1.267 coordinating, scanning

Here’s a funny thing. Part of finishing the Ford model was applying several teeny-tiny decals to represent the enamel badges on the hood, trunk, and rear posts. So I applied the little badge to the center of the trunk lid, and then I cut out and got ready to apply the tiny little script Fordomatic to the right side of the trunk lid, and suddenly noticed that the center badge decal was gone. Just gone. I looked all over for it and of course couldn’t find it. So I secured the Fordomatic and then on the decal sheet found a very similar badge decal and applied that to the center of the trunk lid.

About 10pm as I was shutting off the TV and getting ready to go to bed, something about my finger caught my eye. What the…

There, stuck to my left pinkie nail was the missing badge decal. So that’s where it went…

Monday 8/24/2020

So early in the morning I woke up obsessing about our somewhat frail volunteers fighting through those fire doors, so went down at breakfast and again at dinner to caution people. No problem, don’t worry, everybody said, even the 5-foot tall 80 year old. So I’m a fuss-budget. I’d have been a crap manager.

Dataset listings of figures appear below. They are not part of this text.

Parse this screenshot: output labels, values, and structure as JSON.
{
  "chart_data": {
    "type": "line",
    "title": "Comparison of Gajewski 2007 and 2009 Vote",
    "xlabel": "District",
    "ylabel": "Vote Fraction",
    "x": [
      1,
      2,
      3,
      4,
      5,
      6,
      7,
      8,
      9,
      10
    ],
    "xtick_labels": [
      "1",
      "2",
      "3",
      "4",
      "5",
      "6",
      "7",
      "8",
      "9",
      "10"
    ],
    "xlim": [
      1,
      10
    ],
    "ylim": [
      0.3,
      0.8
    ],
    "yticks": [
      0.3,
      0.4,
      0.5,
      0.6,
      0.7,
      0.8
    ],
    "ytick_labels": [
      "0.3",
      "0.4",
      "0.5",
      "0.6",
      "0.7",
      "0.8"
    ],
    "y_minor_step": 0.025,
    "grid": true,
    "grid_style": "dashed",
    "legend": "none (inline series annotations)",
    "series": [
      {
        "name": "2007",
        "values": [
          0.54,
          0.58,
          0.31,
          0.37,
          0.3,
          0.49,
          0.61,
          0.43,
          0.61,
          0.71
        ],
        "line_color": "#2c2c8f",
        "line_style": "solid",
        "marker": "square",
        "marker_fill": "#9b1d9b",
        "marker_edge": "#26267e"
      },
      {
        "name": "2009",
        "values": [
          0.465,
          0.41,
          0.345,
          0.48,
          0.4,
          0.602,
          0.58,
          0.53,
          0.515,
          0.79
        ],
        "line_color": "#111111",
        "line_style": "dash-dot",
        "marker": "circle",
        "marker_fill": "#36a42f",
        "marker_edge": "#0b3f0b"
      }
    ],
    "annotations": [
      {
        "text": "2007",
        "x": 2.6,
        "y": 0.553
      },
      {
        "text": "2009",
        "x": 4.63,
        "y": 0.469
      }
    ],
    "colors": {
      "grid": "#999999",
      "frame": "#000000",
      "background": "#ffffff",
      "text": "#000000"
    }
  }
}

In the day I remembered that I have VueScan, a lovely piece of software that I’d often used for scanning photos, but which has the almost undocumented feature of doing automatic OCR to produce text and a searchable PDF from a scanned document. I put it to work scanning my father’s autobiography. I had two copies, and one copy’s binding had completely crumbled so it was no problem lifting the pages out one by one. And in fact I had the PDF of a 200-page book finished in under two hours.

After which, in the evening, it was not hard to finally resolve an annoying mystery that has been bugging me and my nephew and niece for a week: why I have two old scanned slide images of my father’s John Deere tractor, except when you look close, they are two different tractors. Turns out he sold the first tractor, the one we all remember, after we had all left home. Then he decided he still needed a tractor and bought for cheap another one from a retired neighbor. That info was in his biography and, thanks to modern technology, took only a little more time to resolve on the computer, than it would have taken to read the damn book.